Son premier roman m'était tombé des mains et j'avais fait l'impasse sur Versus. Intrigué par ce j'ai pu lire au sujet d'Antoine Chainas, considéré par beaucoup comme l'un des jeunes auteurs les plus talentueux du polar hexagonal, je me suis donc attelé à la lecture de son dernier roman, Anaisthêsia. J'ai bien fait.


Désiré Saint-Pierre est un flic noir dans une ville blanche. Méprisé par ses collègues, manipulé par sa hiérarchie. Il s'en fout.
Il habite le même quartier pourri depuis l'enfance et fait figure de traître aux yeux des habitants.
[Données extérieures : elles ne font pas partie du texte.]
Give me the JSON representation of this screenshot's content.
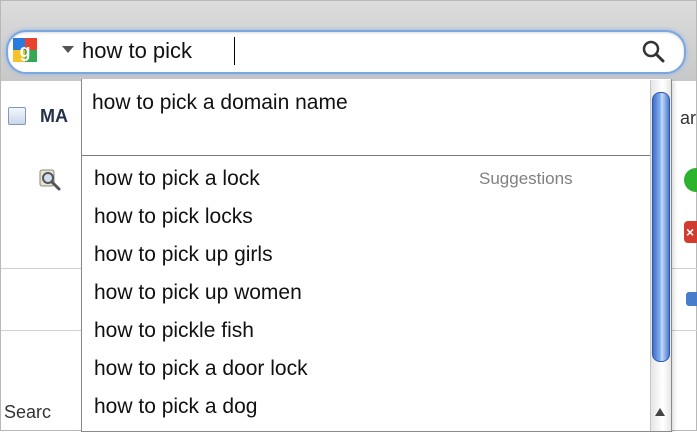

Dans sa boite à lettres, il retrouve quotiennement des lettres de menace , un rat mort, des excréments. Il s'en fout.
Désiré n'a pas la vocation, son insigne facilite les choses, c'est tout. Comme d'arroser le quartier en poudre. L'ennui c'est qu'il a "égaré" un kilo de cocaïne et qu'il va avoir des comptes à rendre. Il s'en fout.
Désiré a une balafre qui court du menton jusqu'au front, à la lisière du cuir chevelu. Défiguré et atteint d'une singulière pathologie depuis l'accident de voiture : une indifférence totale à la douleur. Cause neurologique. Cas unique, choyé par son psychiatre. Un cobaye en puissance. Un monstre de foire. Il s'en fout.

Désiré se fout de tout. Ou plus exactement : il ne ressent plus rien. L'absence de douleur physique annihile aussi les émotions, les sentiments. Capacité d'empathie nulle. Compassion, colère, frustration, joie, peur... Tout s'évapore. Ne subsiste que quelques sensations fugaces et l'impression d'être déjà mort. Jusqu'à son chemin croise celui de la Tueuse aux bagues, qui met la police et les huiles politiques dans tous leurs états.

 
"Ils disent que quand tu meurs, on t’enferme dans une housse biodégradable Hygéral 100 avec une fermeture en nylon et drap absorbant conforme au décret numéro 8728 du quatorze janvier quatre-vingt-sept, article vingt-neuf, agréée par le ministère de la Santé et de l’Action humanitaire."
Dès les premières pages, Chainas nous projette dans un univers aseptisé, vaguement déshumanisé. Aucune indication sur le lieu où se déroule l'histoire, aucune donnée temporelle, et pourtant nous voilà de plein pied dans une réalité à la fois familière et lointaine, comme une version hypertrophiée de notre société actuelle. Et c'est pas beau à voir. Genre coupe longitudinale d'une tumeur.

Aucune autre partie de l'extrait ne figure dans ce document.